Tenda berwarna putih dan diperpadukan dengan warna gold menjulang dengan kokoh di halaman rumah Ramli, berbagai macam bunga menghiasi dengan indahnya ditambah dengan perpaduan adat Jawa dan nuansa Islami, Arif menitikan air matanya haru saat pasangan pengantin itu digiring ke singasana, menjadi Raja dan ratu dalam satu hari.
Pernikahan ini dibalut dengan perayaan sederhana, tidak menyewa gedung dan memakai jasa Weding Organizer. Semua diurus oleh kedua pihak keluarga. Tenda yang sangat luas dan memenuhi seluruh halaman rumah ini dipenuhi dengan tamu yang mulai berdatangan.

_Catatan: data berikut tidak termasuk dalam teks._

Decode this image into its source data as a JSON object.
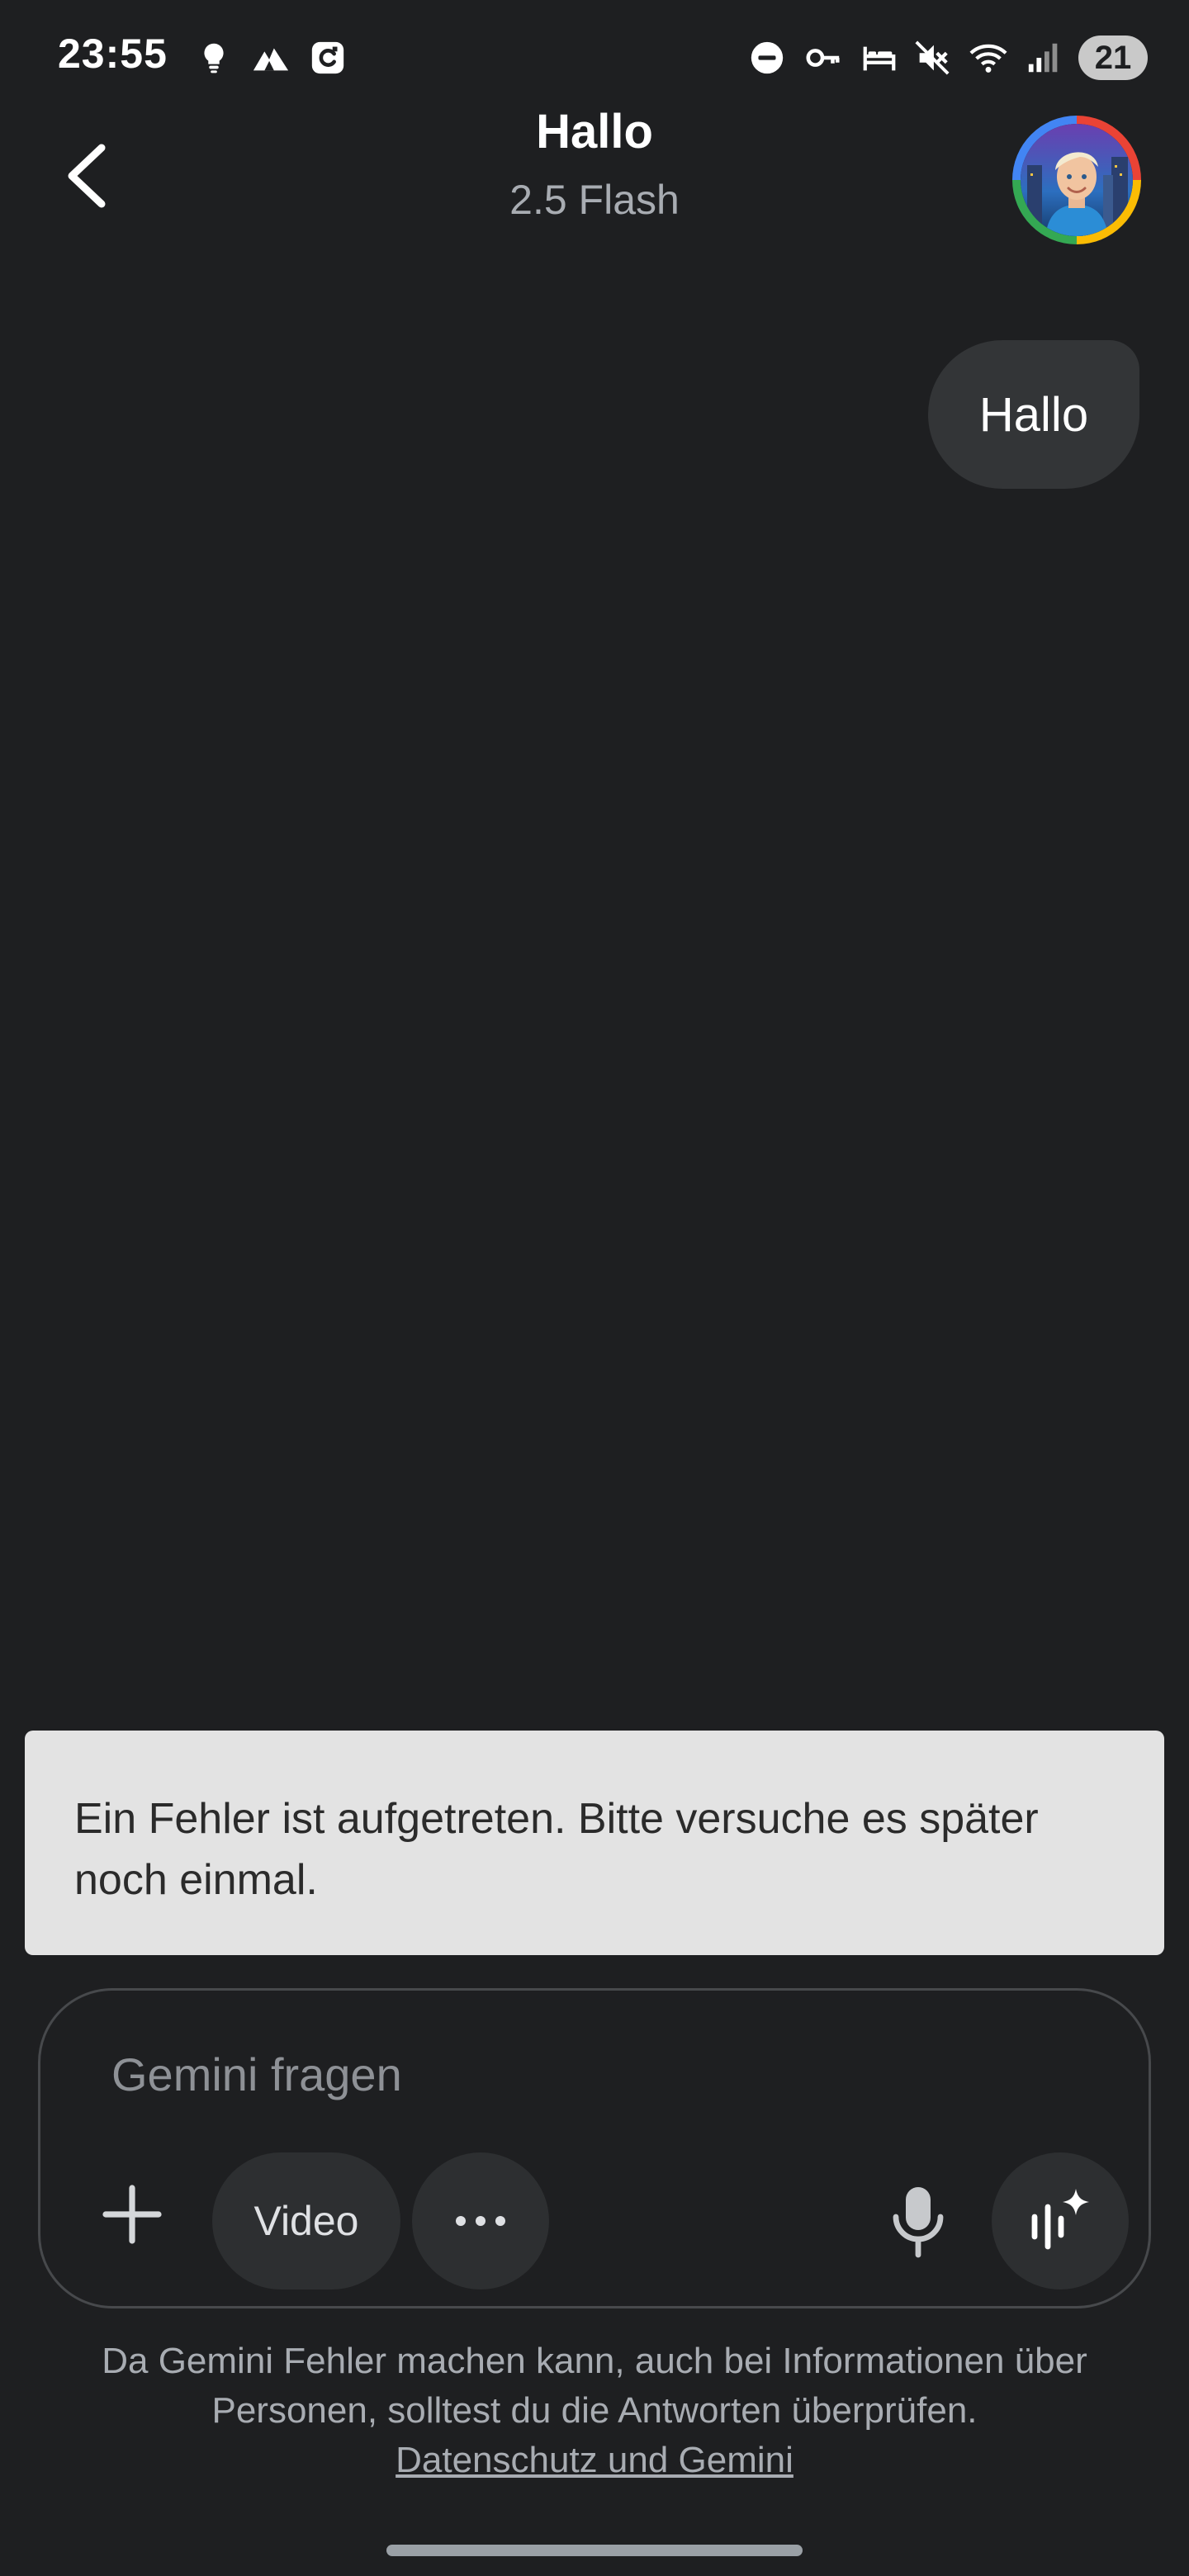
{
  "status_bar": {
    "time": "23:55",
    "left_icons": [
      "lightbulb-icon",
      "mountain-app-icon",
      "g-app-icon"
    ],
    "right_icons": [
      "do-not-disturb-icon",
      "vpn-key-icon",
      "bed-icon",
      "mute-icon",
      "wifi-icon",
      "signal-icon"
    ],
    "battery": "21"
  },
  "header": {
    "title": "Hallo",
    "subtitle": "2.5 Flash",
    "back_icon": "chevron-left-icon",
    "avatar_ring_colors": [
      "#ea4335",
      "#fbbc04",
      "#34a853",
      "#4285f4"
    ]
  },
  "conversation": {
    "user_message": "Hallo"
  },
  "snackbar": {
    "message": "Ein Fehler ist aufgetreten. Bitte versuche es später noch einmal."
  },
  "input": {
    "placeholder": "Gemini fragen",
    "value": "",
    "add_icon": "plus-icon",
    "video_chip": "Video",
    "more_icon": "more-dots-icon",
    "mic_icon": "microphone-icon",
    "live_icon": "live-sparkle-icon"
  },
  "footer": {
    "disclaimer": "Da Gemini Fehler machen kann, auch bei Informationen über Personen, solltest du die Antworten überprüfen.",
    "privacy_link": "Datenschutz und Gemini"
  },
  "colors": {
    "background": "#1e1f21",
    "bubble": "#333537",
    "snackbar_bg": "#e3e3e3",
    "chip_bg": "#2d2f31"
  }
}
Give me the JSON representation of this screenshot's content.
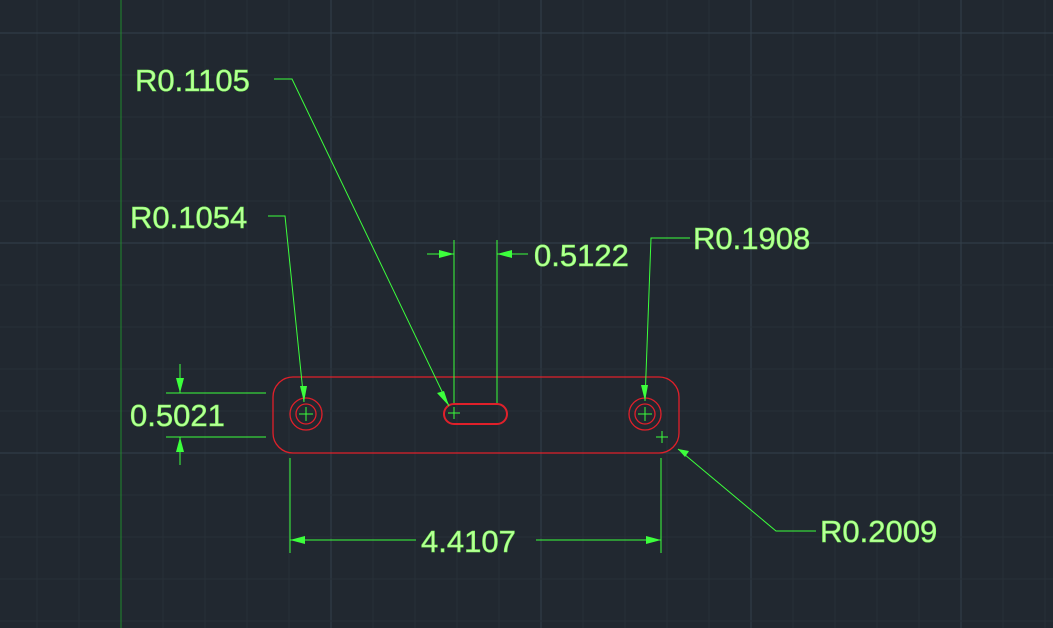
{
  "colors": {
    "background": "#212830",
    "grid_major": "#34404b",
    "grid_minor": "#283038",
    "axis": "#1f8a2c",
    "geometry": "#e0202a",
    "dimension": "#3cff3c",
    "text": "#b9ff9a"
  },
  "dimensions": {
    "slot_radius": "R0.1105",
    "left_hole_radius": "R0.1054",
    "slot_width": "0.5122",
    "right_hole_radius": "R0.1908",
    "part_height": "0.5021",
    "part_length": "4.4107",
    "corner_radius": "R0.2009"
  }
}
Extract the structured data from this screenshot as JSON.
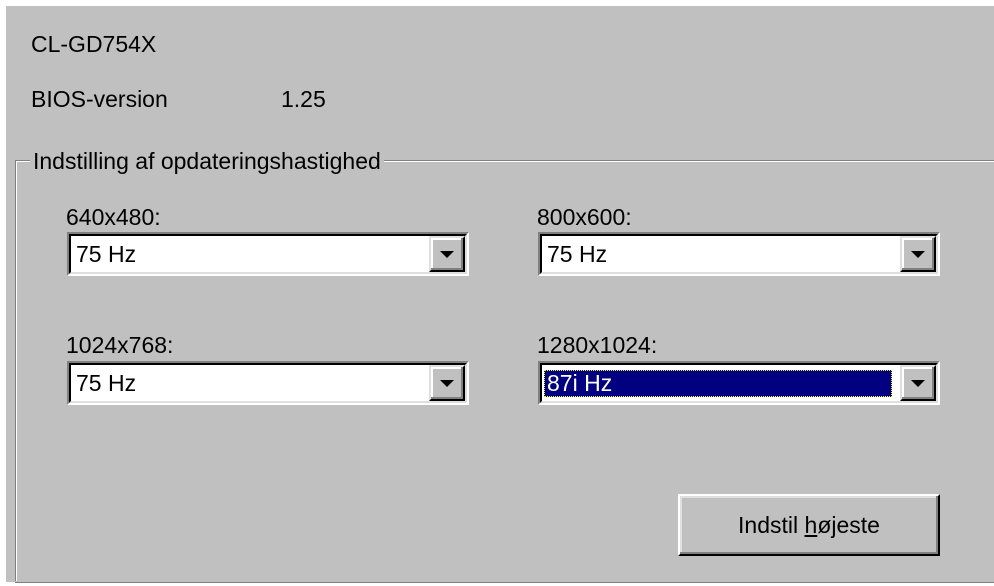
{
  "info": {
    "chip": "CL-GD754X",
    "bios_label": "BIOS-version",
    "bios_value": "1.25"
  },
  "refresh_group": {
    "title": "Indstilling af opdateringshastighed",
    "res_640": {
      "label": "640x480:",
      "value": "75 Hz"
    },
    "res_800": {
      "label": "800x600:",
      "value": "75 Hz"
    },
    "res_1024": {
      "label": "1024x768:",
      "value": "75 Hz"
    },
    "res_1280": {
      "label": "1280x1024:",
      "value": "87i Hz"
    }
  },
  "buttons": {
    "set_highest_prefix": "Indstil ",
    "set_highest_mnemonic": "h",
    "set_highest_suffix": "øjeste"
  },
  "icons": {
    "dropdown": "chevron-down-icon"
  },
  "colors": {
    "panel": "#c0c0c0",
    "selection": "#000080",
    "field": "#ffffff"
  }
}
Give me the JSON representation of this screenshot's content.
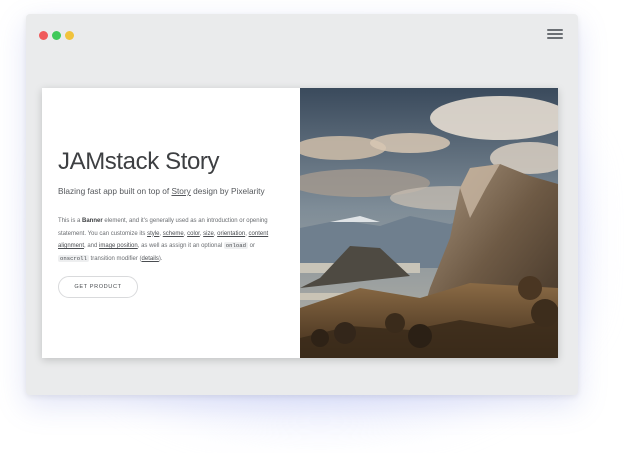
{
  "window": {
    "controls": [
      "close",
      "minimize",
      "maximize"
    ],
    "menu_icon": "hamburger-icon"
  },
  "banner": {
    "title": "JAMstack Story",
    "subtitle": {
      "before": "Blazing fast app built on top of ",
      "link": "Story",
      "after": " design by Pixelarity"
    },
    "description": {
      "p1": "This is a ",
      "bold": "Banner",
      "p2": " element, and it's generally used as an introduction or opening statement. You can customize its ",
      "links": [
        "style",
        "scheme",
        "color",
        "size",
        "orientation",
        "content alignment",
        "image position"
      ],
      "sep": ", ",
      "and": ", and ",
      "p3": ", as well as assign it an optional ",
      "code1": "onload",
      "or": " or ",
      "code2": "onscroll",
      "p4": " transition modifier (",
      "details": "details",
      "p5": ")."
    },
    "button_label": "GET PRODUCT",
    "image": "landscape photo of mountain cliff, valley and clouds"
  },
  "colors": {
    "window_bg": "#eaebec",
    "dot_red": "#f05a5b",
    "dot_green": "#3fc95a",
    "dot_yellow": "#f1c33c",
    "glow": "#c8d0fa"
  }
}
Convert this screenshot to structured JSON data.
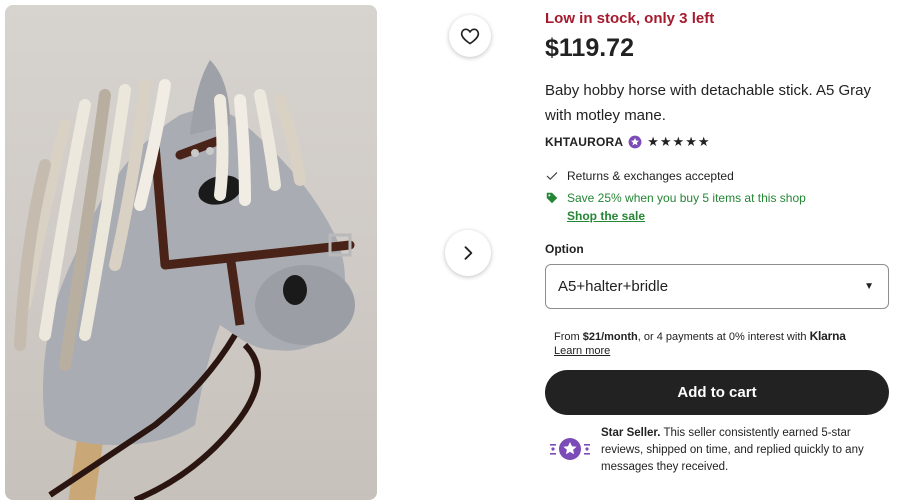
{
  "product": {
    "image_alt": "Gray hobby horse with white and tan mane and brown halter",
    "stock_notice": "Low in stock, only 3 left",
    "price": "$119.72",
    "title": "Baby hobby horse with detachable stick. A5 Gray with motley mane."
  },
  "seller": {
    "name": "KHTAURORA",
    "badge_icon": "star-seller-badge-icon",
    "rating_stars": 5,
    "stars_display": "★★★★★"
  },
  "perks": {
    "returns": "Returns & exchanges accepted",
    "sale": "Save 25% when you buy 5 items at this shop",
    "sale_link": "Shop the sale"
  },
  "option": {
    "label": "Option",
    "selected": "A5+halter+bridle"
  },
  "klarna": {
    "prefix": "From ",
    "amount": "$21/month",
    "suffix": ", or 4 payments at 0% interest with ",
    "brand": "Klarna",
    "learn_more": "Learn more"
  },
  "cart": {
    "label": "Add to cart"
  },
  "star_seller": {
    "title": "Star Seller.",
    "description": " This seller consistently earned 5-star reviews, shipped on time, and replied quickly to any messages they received."
  },
  "colors": {
    "stock_red": "#a61a2e",
    "sale_green": "#258635",
    "button_dark": "#222222",
    "star_seller_purple": "#7b4bb7"
  },
  "icons": {
    "favorite": "heart-icon",
    "next": "chevron-right-icon",
    "check": "check-icon",
    "tag": "tag-icon",
    "dropdown": "caret-down-icon"
  }
}
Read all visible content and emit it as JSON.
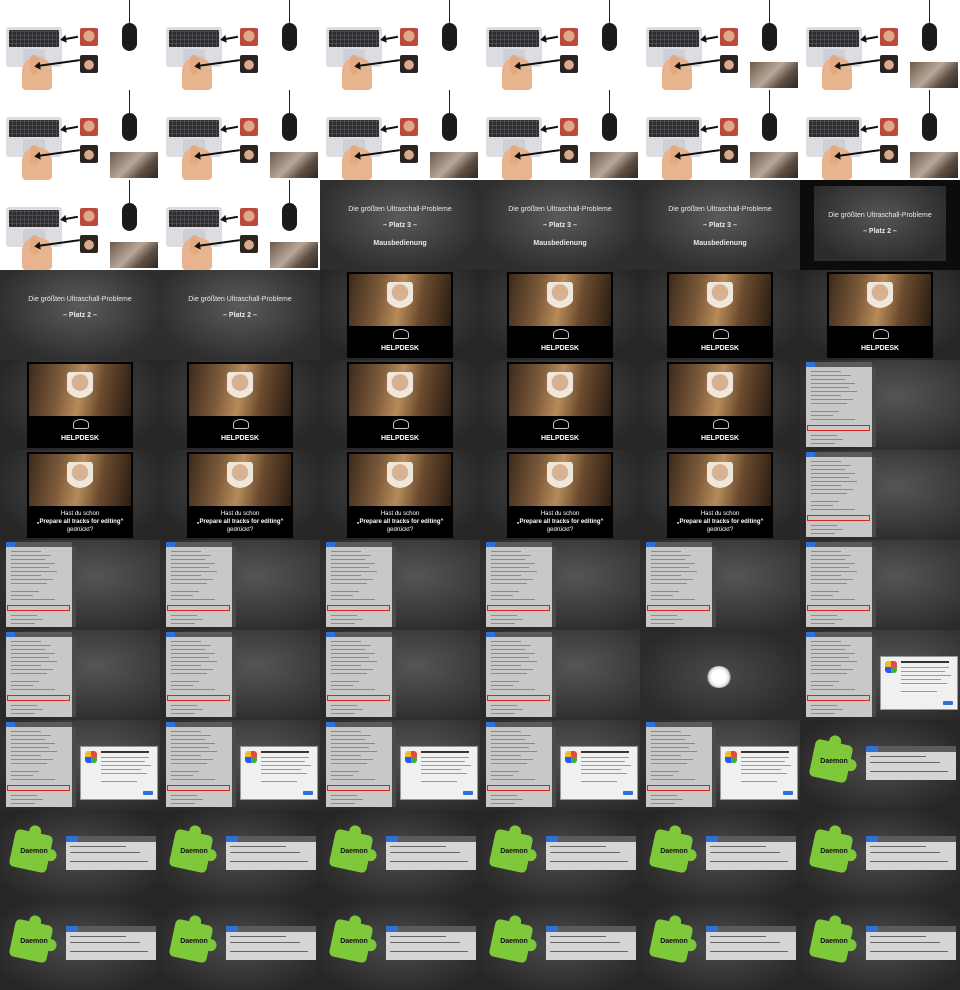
{
  "title_slides": {
    "heading": "Die größten Ultraschall-Probleme",
    "rank3": "– Platz 3 –",
    "rank3_topic": "Mausbedienung",
    "rank2": "– Platz 2 –"
  },
  "helpdesk": {
    "label": "HELPDESK",
    "question_line1": "Hast du schon",
    "question_line2": "„Prepare all tracks for editing“",
    "question_line3": "gedrückt?"
  },
  "daemon": {
    "label": "Daemon"
  },
  "cells": [
    "laptop",
    "laptop",
    "laptop",
    "laptop",
    "laptop-cat",
    "laptop-cat",
    "laptop-cat",
    "laptop-cat",
    "laptop-cat",
    "laptop-cat",
    "laptop-cat",
    "laptop-cat",
    "laptop-cat",
    "laptop-cat",
    "title3",
    "title3",
    "title3",
    "title2-framed",
    "title2",
    "title2",
    "helpdesk",
    "helpdesk",
    "helpdesk",
    "helpdesk",
    "helpdesk",
    "helpdesk",
    "helpdesk",
    "helpdesk",
    "helpdesk",
    "menu",
    "ask",
    "ask",
    "ask",
    "ask",
    "ask",
    "menu",
    "menu",
    "menu",
    "menu",
    "menu",
    "menu",
    "menu",
    "menu",
    "menu",
    "menu",
    "menu",
    "spot",
    "menu-dialog",
    "menu-dialog",
    "menu-dialog",
    "menu-dialog",
    "menu-dialog",
    "menu-dialog",
    "daemon",
    "daemon",
    "daemon",
    "daemon",
    "daemon",
    "daemon",
    "daemon",
    "daemon",
    "daemon",
    "daemon",
    "daemon",
    "daemon",
    "daemon"
  ]
}
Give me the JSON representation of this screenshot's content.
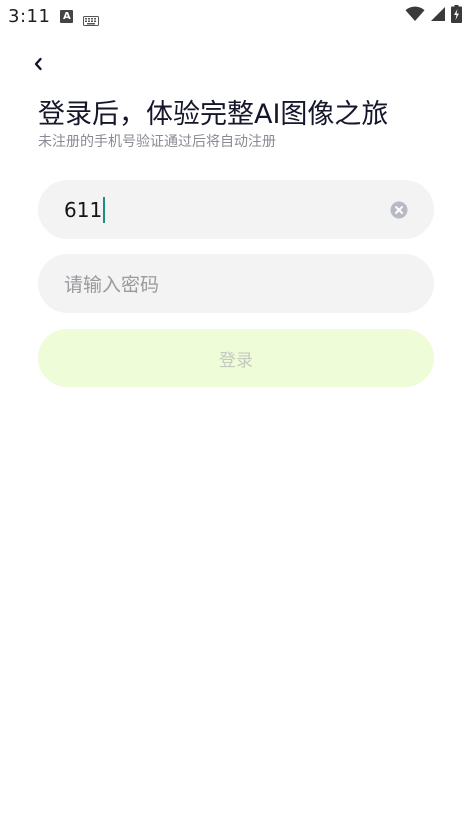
{
  "status_bar": {
    "time": "3:11",
    "notification_icons": [
      "a-icon",
      "keyboard-icon"
    ],
    "system_icons": [
      "wifi-icon",
      "signal-icon",
      "battery-charging-icon"
    ]
  },
  "header": {
    "back_icon": "chevron-left-icon",
    "title": "登录后，体验完整AI图像之旅",
    "subtitle": "未注册的手机号验证通过后将自动注册"
  },
  "form": {
    "phone": {
      "value": "611",
      "clear_icon": "clear-circle-icon"
    },
    "password": {
      "placeholder": "请输入密码"
    },
    "login_label": "登录"
  },
  "colors": {
    "login_button_bg": "#eefcd7",
    "login_button_text": "#c4c9c0",
    "caret": "#1a8f7e",
    "field_bg": "#f3f3f3",
    "title_text": "#15162a",
    "subtitle_text": "#8a8a93"
  }
}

Sepasang pengantin dengan warna pakaian senada itu tersenyum menyalami tamu, baju pengantin berwarna putih gading dengan berukat yang terukir rapi dan klasik, baju yang digunakan mempelai wanita dan laki-laki itu adalah pakaian pernikahan yang dipakai Ibu dan ayah dari pihak mempelai wanita, itu adalah permintaan dari ayah tiri Halimah, baju yang sudah berpuluh-puluh tahun usianya itu masih terawat dan cantik, disimpan dengan baik oleh pihak keluarga dan menurunkannya pada anak mereka, terlihat klasik dan sangat indah dipandang.
Tak lupa mempelai wanita memakai kerudung yang senada menjuntai indah menutupi dada dengan bros cantik berwarna gold yang menghiasi kepalanya. Cantik natural dengan senyum yang terus menghiasi bibirnya.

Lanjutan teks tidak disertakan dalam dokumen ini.